La pluie et la grisaille m’attendent pour mon premier jour dans la Ville Reine. Clairement pas la meilleure façon d’être accueilli au Canada. Certains pourraient même penser que cela augure de mauvaises choses…

Quelques centaines de dollars canadiens en poche, j’abandonne l’idée de prendre le transport en commun pour me rendre vers ma destination inconnue. Je suis trop chargé et la pluie ne va pas faciliter ma tâche. J’opte, du coup, pour un taxi. Évidemment, c’est un Indien, ou un Pakistanais. Il sera mon premier contact avec la multiculturalité de Toronto.

Pendant une quarantaine de minutes, je vois défiler le paysage de Toronto sous mes yeux. L’autoroute, d’abord, grande et large. Pas comme celles qu’on a en France. Bien sûr, ce n’est pas la première fois que je prends l’autoroute au Canada, mais j’ai encore un peu la chance d’être étonné, surpris par des aspects qui sont pourtant le quotidien de 35 millions de personnes. Puis arrivent les grands gratte-ciels de la Ville Reine. Il fait gris, je ne les vois pas tous très bien, mais je souris comme un enfant: je suis content de retrouver cette ville que j’ai vraiment découverte en 2008.

Mon taxi me dépose, finalement, au pied d’une barre d’immeuble trop haute pour en distinguer le sommet. Le plafond nuageux est trop bas. Je rentre, monte à l’étage et frappe à la porte où une personne doit m’attendre. Pas de réponse. J’envoie un sms sur le numéro de téléphone que j’ai. Là encore, pas de réponse. Montée de stress. Je ne me vois pas repartir dehors, avec tous mes sacs, alors qu’il pleut comme pas possible. Puis j’ai déjà versé un acompte, je veux ma chambre! Je suis un peu fatigué, j’en ai marre. Finalement, la porte s’ouvre. Je suis accueilli rapidement par l’hôte chez lequel je resterai 10 jours.

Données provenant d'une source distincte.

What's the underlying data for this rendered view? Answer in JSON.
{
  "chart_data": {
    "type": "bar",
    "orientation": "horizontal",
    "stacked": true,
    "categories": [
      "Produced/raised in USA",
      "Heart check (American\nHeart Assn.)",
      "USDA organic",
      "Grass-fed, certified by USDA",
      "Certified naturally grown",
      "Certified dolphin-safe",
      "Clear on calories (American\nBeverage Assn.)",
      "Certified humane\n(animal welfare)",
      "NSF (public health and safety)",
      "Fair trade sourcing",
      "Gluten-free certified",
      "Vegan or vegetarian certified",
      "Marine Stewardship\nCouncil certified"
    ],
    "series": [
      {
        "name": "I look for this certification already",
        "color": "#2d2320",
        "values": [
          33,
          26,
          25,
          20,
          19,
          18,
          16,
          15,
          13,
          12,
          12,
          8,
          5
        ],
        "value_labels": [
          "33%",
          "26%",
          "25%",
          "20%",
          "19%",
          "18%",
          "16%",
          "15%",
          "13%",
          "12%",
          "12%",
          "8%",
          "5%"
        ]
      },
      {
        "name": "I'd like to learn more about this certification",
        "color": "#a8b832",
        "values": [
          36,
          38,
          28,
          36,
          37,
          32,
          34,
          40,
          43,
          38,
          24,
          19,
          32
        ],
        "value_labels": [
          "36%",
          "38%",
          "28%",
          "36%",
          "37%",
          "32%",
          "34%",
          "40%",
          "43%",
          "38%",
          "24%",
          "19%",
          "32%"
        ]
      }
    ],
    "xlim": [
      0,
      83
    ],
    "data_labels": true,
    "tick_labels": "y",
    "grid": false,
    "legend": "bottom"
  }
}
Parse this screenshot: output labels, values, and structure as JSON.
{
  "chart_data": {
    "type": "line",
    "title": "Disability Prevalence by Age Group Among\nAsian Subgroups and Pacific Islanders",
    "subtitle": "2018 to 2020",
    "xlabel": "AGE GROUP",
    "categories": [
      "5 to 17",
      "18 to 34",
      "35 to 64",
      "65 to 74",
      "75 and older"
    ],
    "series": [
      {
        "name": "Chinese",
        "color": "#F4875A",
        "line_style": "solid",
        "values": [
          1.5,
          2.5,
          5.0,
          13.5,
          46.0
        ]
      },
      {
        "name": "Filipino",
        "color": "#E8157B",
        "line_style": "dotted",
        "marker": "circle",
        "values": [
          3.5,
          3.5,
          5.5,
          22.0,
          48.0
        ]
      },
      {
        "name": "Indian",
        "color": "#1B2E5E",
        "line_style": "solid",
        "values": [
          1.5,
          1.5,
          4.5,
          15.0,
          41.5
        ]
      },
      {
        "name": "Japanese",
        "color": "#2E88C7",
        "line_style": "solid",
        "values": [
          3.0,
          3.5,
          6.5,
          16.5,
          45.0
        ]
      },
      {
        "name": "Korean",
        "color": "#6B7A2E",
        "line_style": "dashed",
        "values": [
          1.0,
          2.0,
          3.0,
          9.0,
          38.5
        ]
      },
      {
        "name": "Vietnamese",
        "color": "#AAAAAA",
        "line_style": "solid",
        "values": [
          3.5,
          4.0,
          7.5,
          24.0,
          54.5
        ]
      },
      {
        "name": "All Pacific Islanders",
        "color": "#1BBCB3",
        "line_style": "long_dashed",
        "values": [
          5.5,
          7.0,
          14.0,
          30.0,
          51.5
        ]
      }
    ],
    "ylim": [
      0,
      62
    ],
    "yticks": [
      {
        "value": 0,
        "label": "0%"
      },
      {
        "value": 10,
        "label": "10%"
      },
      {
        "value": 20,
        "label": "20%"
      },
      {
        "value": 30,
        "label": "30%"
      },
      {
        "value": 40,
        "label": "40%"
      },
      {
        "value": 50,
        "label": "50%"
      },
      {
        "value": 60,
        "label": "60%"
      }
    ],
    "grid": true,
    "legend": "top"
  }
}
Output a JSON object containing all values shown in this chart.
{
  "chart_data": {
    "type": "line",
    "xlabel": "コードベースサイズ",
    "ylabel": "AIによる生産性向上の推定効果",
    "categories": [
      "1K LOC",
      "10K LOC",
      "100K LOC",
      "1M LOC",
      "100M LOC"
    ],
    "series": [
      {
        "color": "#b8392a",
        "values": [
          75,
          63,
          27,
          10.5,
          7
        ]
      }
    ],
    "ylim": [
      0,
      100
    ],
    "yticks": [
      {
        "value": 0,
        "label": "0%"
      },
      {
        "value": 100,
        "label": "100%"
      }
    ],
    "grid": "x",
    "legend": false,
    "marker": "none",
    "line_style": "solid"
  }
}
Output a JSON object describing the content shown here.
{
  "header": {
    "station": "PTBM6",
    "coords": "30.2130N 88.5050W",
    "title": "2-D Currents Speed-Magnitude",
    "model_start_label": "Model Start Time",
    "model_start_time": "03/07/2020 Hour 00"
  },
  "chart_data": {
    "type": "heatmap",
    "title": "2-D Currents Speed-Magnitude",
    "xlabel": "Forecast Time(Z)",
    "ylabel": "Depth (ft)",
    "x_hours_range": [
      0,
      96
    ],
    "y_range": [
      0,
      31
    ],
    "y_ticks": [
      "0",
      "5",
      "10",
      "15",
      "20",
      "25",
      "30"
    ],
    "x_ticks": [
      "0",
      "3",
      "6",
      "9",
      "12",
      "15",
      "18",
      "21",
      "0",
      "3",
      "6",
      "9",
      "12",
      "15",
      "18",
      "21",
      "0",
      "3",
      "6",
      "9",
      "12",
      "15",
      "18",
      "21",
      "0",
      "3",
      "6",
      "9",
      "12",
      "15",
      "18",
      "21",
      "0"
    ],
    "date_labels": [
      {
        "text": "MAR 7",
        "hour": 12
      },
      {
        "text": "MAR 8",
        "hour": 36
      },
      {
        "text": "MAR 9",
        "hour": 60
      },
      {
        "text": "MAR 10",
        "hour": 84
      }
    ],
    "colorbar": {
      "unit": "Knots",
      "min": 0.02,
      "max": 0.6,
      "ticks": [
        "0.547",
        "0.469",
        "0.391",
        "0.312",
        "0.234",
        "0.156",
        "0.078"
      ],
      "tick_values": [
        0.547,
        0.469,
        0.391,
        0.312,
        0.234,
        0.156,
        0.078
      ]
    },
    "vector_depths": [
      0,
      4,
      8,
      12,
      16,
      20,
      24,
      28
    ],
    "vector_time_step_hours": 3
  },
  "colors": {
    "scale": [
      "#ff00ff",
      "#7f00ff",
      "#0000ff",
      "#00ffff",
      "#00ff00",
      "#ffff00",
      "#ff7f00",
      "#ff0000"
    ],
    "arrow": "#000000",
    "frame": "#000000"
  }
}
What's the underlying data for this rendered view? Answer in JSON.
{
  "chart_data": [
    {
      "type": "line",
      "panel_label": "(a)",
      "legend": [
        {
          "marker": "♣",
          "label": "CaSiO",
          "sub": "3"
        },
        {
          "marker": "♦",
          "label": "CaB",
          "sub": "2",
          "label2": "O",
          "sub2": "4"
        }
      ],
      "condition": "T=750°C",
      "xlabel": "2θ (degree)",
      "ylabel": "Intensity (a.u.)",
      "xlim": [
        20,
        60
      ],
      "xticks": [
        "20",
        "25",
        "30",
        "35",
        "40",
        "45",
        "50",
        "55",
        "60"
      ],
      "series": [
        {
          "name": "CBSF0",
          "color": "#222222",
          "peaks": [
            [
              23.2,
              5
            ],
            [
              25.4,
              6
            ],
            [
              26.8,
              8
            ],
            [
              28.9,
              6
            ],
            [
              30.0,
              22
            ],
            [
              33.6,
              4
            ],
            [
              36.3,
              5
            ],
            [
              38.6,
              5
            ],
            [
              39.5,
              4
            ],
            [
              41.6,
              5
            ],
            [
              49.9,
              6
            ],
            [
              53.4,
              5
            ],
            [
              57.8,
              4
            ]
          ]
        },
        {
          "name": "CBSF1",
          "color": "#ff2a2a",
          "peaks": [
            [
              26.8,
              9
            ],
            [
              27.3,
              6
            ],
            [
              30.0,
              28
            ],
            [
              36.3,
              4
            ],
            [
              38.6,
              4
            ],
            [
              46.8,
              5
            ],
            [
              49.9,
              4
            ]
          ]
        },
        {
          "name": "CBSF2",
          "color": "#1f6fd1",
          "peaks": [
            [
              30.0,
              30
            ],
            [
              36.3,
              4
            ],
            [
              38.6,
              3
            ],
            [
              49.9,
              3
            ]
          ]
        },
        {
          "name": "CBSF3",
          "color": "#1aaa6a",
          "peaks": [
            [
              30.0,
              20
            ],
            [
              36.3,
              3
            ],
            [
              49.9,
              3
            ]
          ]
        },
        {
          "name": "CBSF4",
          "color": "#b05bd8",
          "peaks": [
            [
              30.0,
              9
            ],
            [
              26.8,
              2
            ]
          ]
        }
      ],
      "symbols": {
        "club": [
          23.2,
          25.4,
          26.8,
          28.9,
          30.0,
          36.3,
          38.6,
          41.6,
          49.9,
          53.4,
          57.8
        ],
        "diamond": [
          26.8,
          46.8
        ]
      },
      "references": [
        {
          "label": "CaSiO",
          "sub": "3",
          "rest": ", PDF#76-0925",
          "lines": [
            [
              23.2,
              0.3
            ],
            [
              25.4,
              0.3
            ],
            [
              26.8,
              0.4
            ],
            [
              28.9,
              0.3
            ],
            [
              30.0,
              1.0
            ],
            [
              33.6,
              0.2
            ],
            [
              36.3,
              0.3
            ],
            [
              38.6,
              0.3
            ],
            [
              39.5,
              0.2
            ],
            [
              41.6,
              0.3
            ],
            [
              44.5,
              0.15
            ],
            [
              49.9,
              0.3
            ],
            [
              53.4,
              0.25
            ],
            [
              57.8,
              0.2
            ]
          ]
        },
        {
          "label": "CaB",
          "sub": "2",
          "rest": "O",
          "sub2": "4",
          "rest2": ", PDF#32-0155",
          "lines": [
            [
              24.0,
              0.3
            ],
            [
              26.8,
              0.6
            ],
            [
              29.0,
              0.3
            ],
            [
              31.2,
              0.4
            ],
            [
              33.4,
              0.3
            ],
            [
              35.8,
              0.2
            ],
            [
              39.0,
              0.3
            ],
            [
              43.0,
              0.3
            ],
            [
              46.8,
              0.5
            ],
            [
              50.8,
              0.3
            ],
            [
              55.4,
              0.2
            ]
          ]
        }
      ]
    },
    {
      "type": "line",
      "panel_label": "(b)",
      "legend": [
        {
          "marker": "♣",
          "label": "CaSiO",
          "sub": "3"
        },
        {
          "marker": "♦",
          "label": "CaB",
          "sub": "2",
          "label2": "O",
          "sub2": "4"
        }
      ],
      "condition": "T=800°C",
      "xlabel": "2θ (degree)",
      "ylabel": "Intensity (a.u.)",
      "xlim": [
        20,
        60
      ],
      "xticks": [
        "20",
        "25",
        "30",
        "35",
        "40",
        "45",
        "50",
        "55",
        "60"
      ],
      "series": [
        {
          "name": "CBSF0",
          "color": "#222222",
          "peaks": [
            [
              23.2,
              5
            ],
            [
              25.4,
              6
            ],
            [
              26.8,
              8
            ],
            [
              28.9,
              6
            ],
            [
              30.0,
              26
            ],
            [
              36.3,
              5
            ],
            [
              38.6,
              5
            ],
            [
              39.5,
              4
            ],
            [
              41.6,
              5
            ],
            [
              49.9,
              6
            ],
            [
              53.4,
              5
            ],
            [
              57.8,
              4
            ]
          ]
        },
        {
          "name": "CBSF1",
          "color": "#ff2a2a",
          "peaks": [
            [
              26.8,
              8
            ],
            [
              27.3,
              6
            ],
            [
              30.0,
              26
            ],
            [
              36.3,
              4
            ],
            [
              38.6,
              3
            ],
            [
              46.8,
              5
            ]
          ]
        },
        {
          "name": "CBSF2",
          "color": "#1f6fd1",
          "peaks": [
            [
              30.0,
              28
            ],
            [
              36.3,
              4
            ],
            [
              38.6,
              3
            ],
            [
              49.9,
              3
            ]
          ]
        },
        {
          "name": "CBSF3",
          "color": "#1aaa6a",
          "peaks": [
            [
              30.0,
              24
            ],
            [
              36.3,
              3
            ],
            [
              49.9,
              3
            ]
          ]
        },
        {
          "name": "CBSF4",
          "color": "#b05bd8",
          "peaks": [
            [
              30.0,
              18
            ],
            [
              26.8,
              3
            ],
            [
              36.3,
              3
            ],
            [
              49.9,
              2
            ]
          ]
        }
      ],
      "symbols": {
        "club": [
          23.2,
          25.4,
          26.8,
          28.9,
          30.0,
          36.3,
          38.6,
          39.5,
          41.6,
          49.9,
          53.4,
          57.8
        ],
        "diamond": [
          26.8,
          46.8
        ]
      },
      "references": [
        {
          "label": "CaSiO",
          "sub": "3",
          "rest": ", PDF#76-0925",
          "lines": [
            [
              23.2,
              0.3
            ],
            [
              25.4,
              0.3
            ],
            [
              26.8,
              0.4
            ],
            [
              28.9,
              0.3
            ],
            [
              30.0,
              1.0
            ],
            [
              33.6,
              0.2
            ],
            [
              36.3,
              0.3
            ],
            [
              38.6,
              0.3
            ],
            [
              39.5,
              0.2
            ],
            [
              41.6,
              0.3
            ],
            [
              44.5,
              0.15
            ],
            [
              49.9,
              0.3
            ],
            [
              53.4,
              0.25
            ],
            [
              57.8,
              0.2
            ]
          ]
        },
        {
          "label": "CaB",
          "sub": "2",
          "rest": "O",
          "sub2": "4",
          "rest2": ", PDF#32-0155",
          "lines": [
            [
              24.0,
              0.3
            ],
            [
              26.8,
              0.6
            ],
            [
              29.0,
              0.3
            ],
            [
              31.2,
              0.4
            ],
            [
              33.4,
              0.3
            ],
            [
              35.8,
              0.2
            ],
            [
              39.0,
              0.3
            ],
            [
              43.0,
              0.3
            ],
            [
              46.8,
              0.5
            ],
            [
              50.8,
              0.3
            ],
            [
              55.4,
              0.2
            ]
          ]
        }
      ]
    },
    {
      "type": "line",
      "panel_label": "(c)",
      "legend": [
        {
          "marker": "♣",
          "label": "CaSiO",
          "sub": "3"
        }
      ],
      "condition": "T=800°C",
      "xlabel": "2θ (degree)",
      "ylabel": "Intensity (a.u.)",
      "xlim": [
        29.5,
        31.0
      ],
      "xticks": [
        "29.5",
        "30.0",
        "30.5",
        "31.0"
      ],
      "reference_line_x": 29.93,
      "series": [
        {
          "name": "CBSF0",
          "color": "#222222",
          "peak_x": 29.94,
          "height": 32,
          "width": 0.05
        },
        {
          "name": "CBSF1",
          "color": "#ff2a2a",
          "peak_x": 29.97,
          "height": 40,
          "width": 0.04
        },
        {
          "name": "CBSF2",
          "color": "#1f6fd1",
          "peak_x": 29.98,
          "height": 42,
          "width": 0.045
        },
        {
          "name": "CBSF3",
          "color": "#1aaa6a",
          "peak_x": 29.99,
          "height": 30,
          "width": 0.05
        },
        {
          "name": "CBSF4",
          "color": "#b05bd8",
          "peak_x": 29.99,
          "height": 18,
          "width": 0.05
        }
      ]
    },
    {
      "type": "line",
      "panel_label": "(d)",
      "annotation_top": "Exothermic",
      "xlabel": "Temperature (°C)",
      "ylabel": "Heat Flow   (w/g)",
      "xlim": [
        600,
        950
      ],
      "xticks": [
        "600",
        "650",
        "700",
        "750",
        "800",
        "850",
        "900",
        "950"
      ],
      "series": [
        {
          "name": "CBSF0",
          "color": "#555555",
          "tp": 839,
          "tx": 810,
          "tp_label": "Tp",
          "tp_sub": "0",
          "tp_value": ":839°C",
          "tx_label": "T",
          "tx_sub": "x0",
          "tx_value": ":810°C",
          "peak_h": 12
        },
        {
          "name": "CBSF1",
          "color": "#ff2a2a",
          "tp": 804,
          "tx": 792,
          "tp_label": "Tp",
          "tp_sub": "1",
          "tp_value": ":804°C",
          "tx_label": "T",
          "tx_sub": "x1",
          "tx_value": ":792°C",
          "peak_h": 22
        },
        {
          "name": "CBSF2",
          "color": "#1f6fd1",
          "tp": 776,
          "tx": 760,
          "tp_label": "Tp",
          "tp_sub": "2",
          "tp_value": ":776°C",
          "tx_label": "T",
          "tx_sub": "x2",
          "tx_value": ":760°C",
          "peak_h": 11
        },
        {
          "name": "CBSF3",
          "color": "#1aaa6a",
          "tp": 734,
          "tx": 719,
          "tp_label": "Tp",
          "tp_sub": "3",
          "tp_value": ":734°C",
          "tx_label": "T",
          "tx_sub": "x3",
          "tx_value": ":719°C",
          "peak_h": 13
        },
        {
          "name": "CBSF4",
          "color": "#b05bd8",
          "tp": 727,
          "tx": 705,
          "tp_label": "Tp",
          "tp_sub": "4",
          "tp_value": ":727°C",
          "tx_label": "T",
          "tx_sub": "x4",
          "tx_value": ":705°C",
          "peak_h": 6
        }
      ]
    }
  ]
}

Des gens sympathiques, mais pas la meilleure place où j’ai vécu en une année.

Un an. Ce 3 octobre, cela fait exactement un an que je suis arrivé au Canada. Un gros sac, un sac à dos, une sacoche d’appareil photo, une autre remplie de livres, quelques économies et des rêves pleins la tête pour seuls bagages. En clair je suis arrivé avec rien du tout.

Si je fais le bilan aujourd’hui, il est plutôt positif. A l’époque, mon objectif était de profiter du Canada, visiter mais, surtout, obtenir un travail dans mon domaine et parvenir à rester sur le territoire. Mission accomplie.

En réalité, et même si je me plains toujours (je reste un éternel insatisfait), le parcours réalisé pourrait apparaître comme un véritable tour de force. Le seul contact professionnel que j’avais en arrivant était l’Agence France Presse. Bien sûr, c’est une grosse agence, et je savais que le sigle AFP pouvait m’aider. Mais je devais quand même faire mes preuves comme pigiste pour l’agence à Toronto. En fait, j’avais tout à prouver au Canada.

J’ai eu l’opportunité de rencontrer des gens qui m’ont fait confiance et donné ma chance. Ça a été le cas, au départ, à Choq FM, la radio francophone de Toronto. Je suis tombé au bon endroit au bon moment et j’ai été propulsé, en quelques jours, à la matinale de la radio. C’était du bénévolat, mais cette expérience était nécessaire pour parvenir à aller plus loin dans le système canadien, et très vite on m’a confié des piges pour une émission de radio sur les aînés.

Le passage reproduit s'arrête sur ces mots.